Néanmoins, la mort similaire par crise cardiaque de Klein leader du Nouveau Réalisme, en juin 1962 et 8 mois plus tard de Manzoni, précurseur de l'Arte Povera théorisé en 1967, deux des trois principaux théoriciens de cette nouvelle avant-garde internationale avec Heinz Mack, entravera fortement cette collaboration européenne naissante ; tandis que le Groupe NUL hollandais sera dissout après la grande exposition de 1965 de l'ensemble de ces mouvements organisée au Stedelijk Museum. En 2015, le Stedelijk Museum a organisé une rétrospective pour célébrer les 50 ans de cette exposition historique, intitulée ZERO, Let Us Explore the Stars[note 8].

Son rapport au corps[modifier | modifier le code]

On ne peut comprendre la démarche d'Yves Klein sans l’arrière-plan d’autodiscipline, de communication intuitive et de maîtrise du corps que sous-entend le Judo. Klein entretient un rapport très particulier avec le corps dans son activité artistique. Ce rapport se situe à plusieurs niveaux :

Présence[modifier | modifier le code]

Tout d’abord la présence de corps nu (la grande majorité féminine) dans son atelier qui lui sont nécessaires pour sa création de ses monochromes avec sa couleur bleu IKB. Cette nudité, il l’utilise pour, dit-il, « stabiliser la matière picturale » (extrait de Dimanche). Il déclare souvent : « cette chair donc, présente dans l’atelier, m’a longtemps stabilisé pendant l’illumination provoquée par l’exécution des monochromes ». Cette présence s’installe à l’époque des premières cessions de zones, c'est-à-dire avant la fin 1958.

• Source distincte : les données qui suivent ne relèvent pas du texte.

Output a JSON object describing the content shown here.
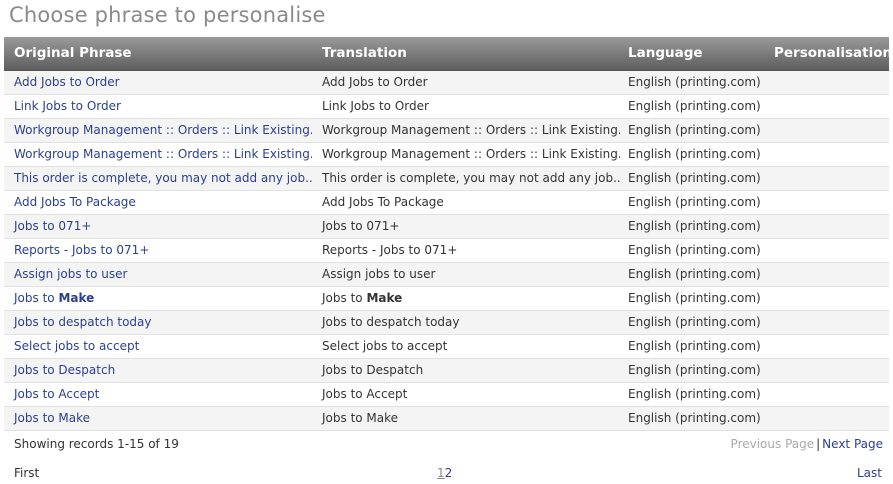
{
  "page": {
    "title": "Choose phrase to personalise"
  },
  "table": {
    "headers": {
      "original": "Original Phrase",
      "translation": "Translation",
      "language": "Language",
      "personalisation": "Personalisation"
    },
    "rows": [
      {
        "original": "Add Jobs to Order",
        "translation": "Add Jobs to Order",
        "language": "English (printing.com)",
        "personalisation": ""
      },
      {
        "original": "Link Jobs to Order",
        "translation": "Link Jobs to Order",
        "language": "English (printing.com)",
        "personalisation": ""
      },
      {
        "original": "Workgroup Management :: Orders :: Link Existing...",
        "translation": "Workgroup Management :: Orders :: Link Existing...",
        "language": "English (printing.com)",
        "personalisation": ""
      },
      {
        "original": "Workgroup Management :: Orders :: Link Existing...",
        "translation": "Workgroup Management :: Orders :: Link Existing...",
        "language": "English (printing.com)",
        "personalisation": ""
      },
      {
        "original": "This order is complete, you may not add any job...",
        "translation": "This order is complete, you may not add any job...",
        "language": "English (printing.com)",
        "personalisation": ""
      },
      {
        "original": "Add Jobs To Package",
        "translation": "Add Jobs To Package",
        "language": "English (printing.com)",
        "personalisation": ""
      },
      {
        "original": "Jobs to 071+",
        "translation": "Jobs to 071+",
        "language": "English (printing.com)",
        "personalisation": ""
      },
      {
        "original": "Reports - Jobs to 071+",
        "translation": "Reports - Jobs to 071+",
        "language": "English (printing.com)",
        "personalisation": ""
      },
      {
        "original": "Assign jobs to user",
        "translation": "Assign jobs to user",
        "language": "English (printing.com)",
        "personalisation": ""
      },
      {
        "original": "Jobs to ",
        "original_bold": "Make",
        "translation": "Jobs to ",
        "translation_bold": "Make",
        "language": "English (printing.com)",
        "personalisation": ""
      },
      {
        "original": "Jobs to despatch today",
        "translation": "Jobs to despatch today",
        "language": "English (printing.com)",
        "personalisation": ""
      },
      {
        "original": "Select jobs to accept",
        "translation": "Select jobs to accept",
        "language": "English (printing.com)",
        "personalisation": ""
      },
      {
        "original": "Jobs to Despatch",
        "translation": "Jobs to Despatch",
        "language": "English (printing.com)",
        "personalisation": ""
      },
      {
        "original": "Jobs to Accept",
        "translation": "Jobs to Accept",
        "language": "English (printing.com)",
        "personalisation": ""
      },
      {
        "original": "Jobs to Make",
        "translation": "Jobs to Make",
        "language": "English (printing.com)",
        "personalisation": ""
      }
    ]
  },
  "pagination": {
    "showing": "Showing records 1-15 of 19",
    "previous": "Previous Page",
    "separator": "|",
    "next": "Next Page",
    "first": "First",
    "pages": [
      "1",
      "2"
    ],
    "last": "Last"
  },
  "colors": {
    "link": "#2c3f8f",
    "header_top": "#9a9a9a",
    "header_bottom": "#5e5e5e",
    "row_alt": "#f4f4f4",
    "title": "#8a8a8a"
  }
}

Il ne peint pas d’après modèle comme les artistes figuratifs mais en leur compagnie, qui selon lui, lui fait ressentir : « une atmosphère bon enfant », « un climat sensuel », ou « un climat affectif pur ». Ses modèles se baladent alors nues dans l’appartement, parfois en compagnie aussi de la femme de Klein, Rotraut. Cette sensation est explicitée dans une des citations de Klein où il la décrit : « Mes modèles riaient beaucoup de me voir exécuter d’après elles de splendides monochromes bleus bien unis ! Elles riaient, mais de plus en plus se sentaient attirées par le bleu. »

Action[modifier | modifier le code]

Klein comprend vite que leur simple présence dans son atelier est insuffisante. Même si elle imprégnait selon lui l’atmosphère qu’elles créaient dans les monochrome, cette imprégnation serait encore plus réussie si les modèles eux-mêmes peignaient le monochrome.

S'ensuivent donc ces œuvres que l’on qualifie d’« anthropométries », où le corps cette fois dans la peinture joue ce même rôle de « stabilisation » de la matière picturale. Une première séance publique (en petit comité) s’organise chez Robert Godet le . Celle-ci reste toujours en continuité avec les monochromes mais en constitue le second temps de l’évolution du corps dans son art. Lors de cette séance, un seul modèle féminin agit tel un « pinceau vivant » sur la toile, le corps enduit de couleur. Le modèle rampe sur la feuille de papier à même le sol sous l’œil d’Yves Klein qui, lui, le dirige et l’invite à passer sur les endroits où la peinture n’est pas encore appliquée. Tous moindres gestes du modèle ont été répétés au préalable et Klein donne l’initiative soit à lui-même, soit au modèle suivant ses différents écrits.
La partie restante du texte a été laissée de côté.